Resolution
The issue is due to a slowness accessing the initramfs being restored in /run/initramfs
during shutdown by the dracut-shutdown
one-shot service.
Case where the issue happens at installation time
The root cause is having poor bandwidth between the DVD image location and the hardware’s Management Console, which prevents dracut-shutdown
from extracting the initramfs before timing out after 90 seconds.
Solution 1 - Use a jump host to mount the DVD image from a closer place
Ideally, DVD images should be mounted from a system which is close from the hardware’s Management Console, which will speed up the installation and prevent the issue to occur during reboot.
Solution 2 - Let the service run for a longer time
In case Solution 1 is not a possibility, edit the kickstart being used to install the system to alter the behavior of dracut-shutdown
service during shutdown, allowing it to take as long as it needs.
This is done using a %post script running outside the chroot, as shown in the example below:
%post --nochroot
mkdir -p /etc/systemd/system/dracut-shutdown.service.d
cat > /etc/systemd/system/dracut-shutdown.service.d/stop-timeout.conf << EOF
[Service]
TimeoutStopSec=0
EOF
systemctl daemon-reload
%end
Case where the issue happens during a regular reboot
Ensure that the dracut package is at version dracut-049-209.git20220815.el8
or a later release.
If the issue happens with the recent dracut
package, proceed further:-
The root cause is likely due to having an issue accessing the hard disk where /boot
is hosted, but so far we never had customers report this except once.

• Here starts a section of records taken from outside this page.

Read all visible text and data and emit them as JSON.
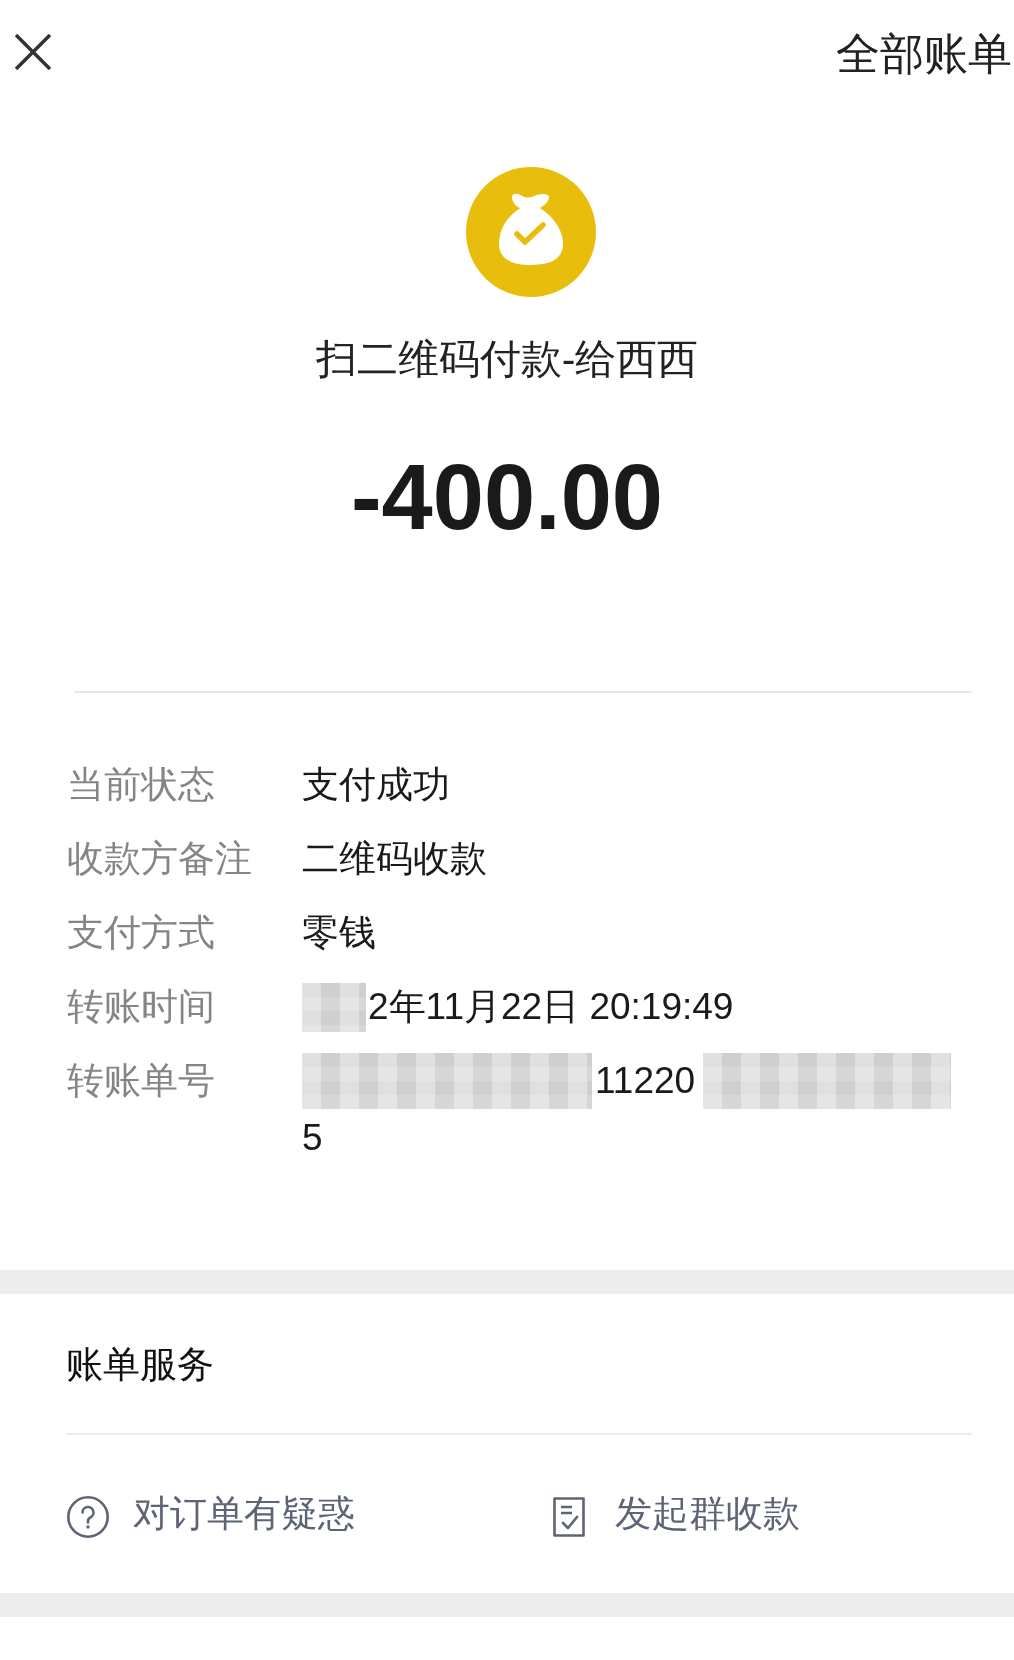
{
  "top_bar": {
    "action": "全部账单"
  },
  "payment": {
    "title": "扫二维码付款-给西西",
    "amount": "-400.00"
  },
  "details": [
    {
      "kind": "text",
      "label": "当前状态",
      "value": "支付成功"
    },
    {
      "kind": "text",
      "label": "收款方备注",
      "value": "二维码收款"
    },
    {
      "kind": "text",
      "label": "支付方式",
      "value": "零钱"
    },
    {
      "kind": "partly_redacted",
      "label": "转账时间",
      "value": "2年11月22日 20:19:49"
    },
    {
      "kind": "redacted",
      "label": "转账单号",
      "fragment": "11220",
      "value": "5"
    }
  ],
  "bill_service": {
    "title": "账单服务",
    "actions": [
      {
        "kind": "help",
        "label": "对订单有疑惑"
      },
      {
        "kind": "group_collect",
        "label": "发起群收款"
      }
    ]
  }
}
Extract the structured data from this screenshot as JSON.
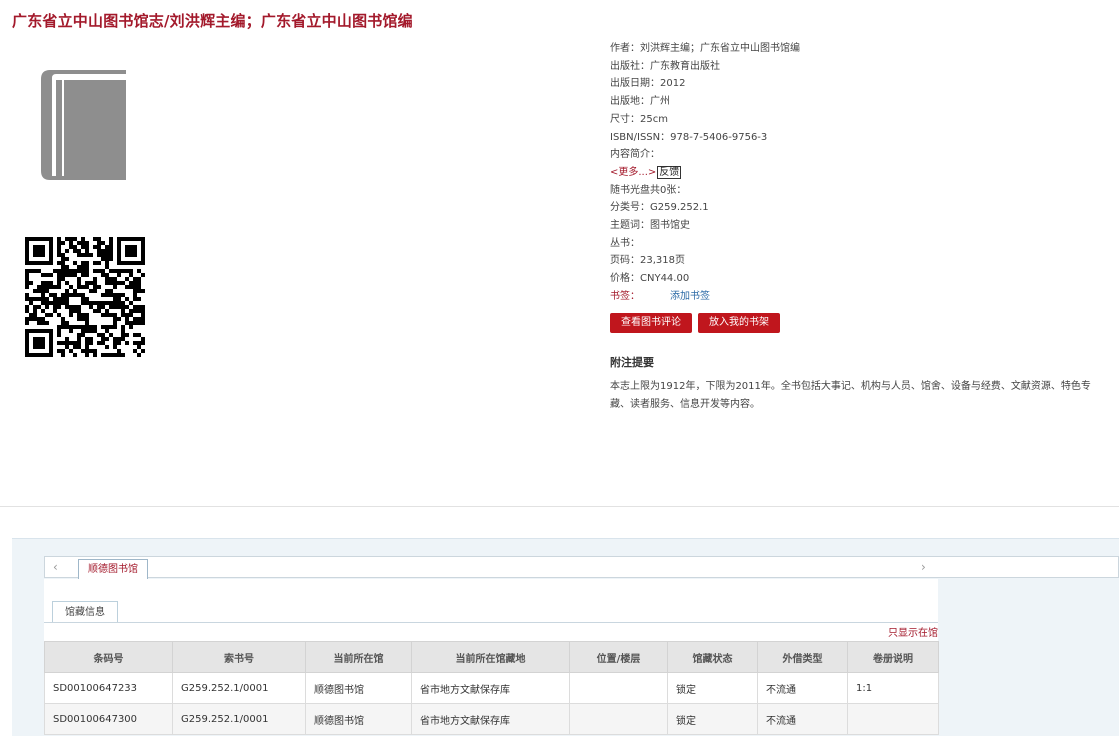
{
  "title": "广东省立中山图书馆志/刘洪辉主编；广东省立中山图书馆编",
  "icons": {
    "cover": "book-icon",
    "qr": "qr-code-icon",
    "prev": "chevron-left-icon",
    "next": "chevron-right-icon"
  },
  "colors": {
    "accent": "#a3192b",
    "button": "#c0161d",
    "link": "#2b6aa6"
  },
  "meta": {
    "author": "作者：刘洪辉主编；广东省立中山图书馆编",
    "publisher": "出版社：广东教育出版社",
    "pub_date": "出版日期：2012",
    "pub_place": "出版地：广州",
    "size": "尺寸：25cm",
    "isbn": "ISBN/ISSN：978-7-5406-9756-3",
    "summary": "内容简介：",
    "more": "<更多...>",
    "feedback": "反馈",
    "cd": "随书光盘共0张：",
    "class_no": "分类号：G259.252.1",
    "subject": "主题词：图书馆史",
    "series": "丛书：",
    "pages": "页码：23,318页",
    "price": "价格：CNY44.00",
    "bookmark_label": "书签：",
    "bookmark_add": "添加书签"
  },
  "buttons": {
    "reviews": "查看图书评论",
    "shelf": "放入我的书架"
  },
  "notes": {
    "title": "附注提要",
    "text": "本志上限为1912年，下限为2011年。全书包括大事记、机构与人员、馆舍、设备与经费、文献资源、特色专藏、读者服务、信息开发等内容。"
  },
  "holdings": {
    "library_tab": "顺德图书馆",
    "subtab": "馆藏信息",
    "only_show": "只显示在馆",
    "columns": [
      "条码号",
      "索书号",
      "当前所在馆",
      "当前所在馆藏地",
      "位置/楼层",
      "馆藏状态",
      "外借类型",
      "卷册说明"
    ],
    "rows": [
      [
        "SD00100647233",
        "G259.252.1/0001",
        "顺德图书馆",
        "省市地方文献保存库",
        "",
        "锁定",
        "不流通",
        "1:1"
      ],
      [
        "SD00100647300",
        "G259.252.1/0001",
        "顺德图书馆",
        "省市地方文献保存库",
        "",
        "锁定",
        "不流通",
        ""
      ]
    ]
  }
}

At the time of writing, there was no further investigation being done yet. If this happens, please open a case on the Customer Portal referring to this Solution.
The solution consists in making sure no switch root to /run/initramfs
happens if there was a failure during dracut-shutdown
service execution.
This is done by implementing drop-ins and services, as shown below.
- Create a new
dracut-shutdown-onfailure.service
unit as /etc/systemd/system/dracut-shutdown-onfailure.service
[Unit]
Description=Service executing upon dracut-shutdown failure to perform cleanup
DefaultDependencies=no
[Service]
Type=oneshot
ExecStart=/bin/sh -c '/bin/rm /run/initramfs/shutdown 2>/dev/null || true'
This service will be responsible for cleanin up the extracted initramfs upon dracut-shutdown
service failure.
2. Create a drop-in to dracut-shutdown.service
unit as /etc/systemd/system/dracut-shutdown.service.d/on-failure.conf
[Unit]
OnFailure=dracut-shutdown-onfailure.service
- Create a drop-in to
plymouth-switch-root-initramfs.service
unit as /etc/systemd/system/plymouth-switch-root-initramfs.service.d/after.conf
[Unit]
After=dracut-shutdown-onfailure.service
ConditionPathExists=/run/initramfs/shutdown
- Reload
systemd
for changes to take effect
# systemctl daemon-reload
For convenience, the following commands block can be copy/pasted to create the various new files listed above:
mkdir -p /etc/systemd/system/dracut-shutdown.service.d /etc/systemd/system/plymouth-switch-root-initramfs.service.d
cat > /etc/systemd/system/dracut-shutdown-onfailure.service << EOF
[Unit]
Description=Service executing upon dracut-shutdown failure to perform cleanup
DefaultDependencies=no
[Service]
Type=oneshot
ExecStart=/bin/sh -c '/bin/rm /run/initramfs/shutdown 2>/dev/null || true'
EOF
cat > /etc/systemd/system/dracut-shutdown.service.d/on-failure.conf << EOF
[Unit]
OnFailure=dracut-shutdown-onfailure.service
EOF
cat > /etc/systemd/system/plymouth-switch-root-initramfs.service.d/after.conf << EOF
[Unit]
After=dracut-shutdown-onfailure.service
ConditionPathExists=/run/initramfs/shutdown
EOF
systemctl daemon-reload
Root Cause
- During shutdown, the
dracut-shutdown
one-shot service executes to unpack the initramfs used during boot to /run/initramfs
- Then a switch root to
/run/initramfs
happens to be able to unmount completely the remaining system mounts (typically the root file system)
- The
dracut-shutdown
service has up to 90 seconds to do this task, then it’s getting killed by systemd due to time out
- If, for some reason, the service took more than 90 seconds to complete or a failure happened, this leads to switching root into a broken root file system tree, which misses critical binaries such as
/sbin/reboot
which is extracted as last items from the initramfs.
RFE 1924587 - RFE: Harden the shutdown phase to avoid dropping into the emergency prompt has been filed to harden the shutdown process.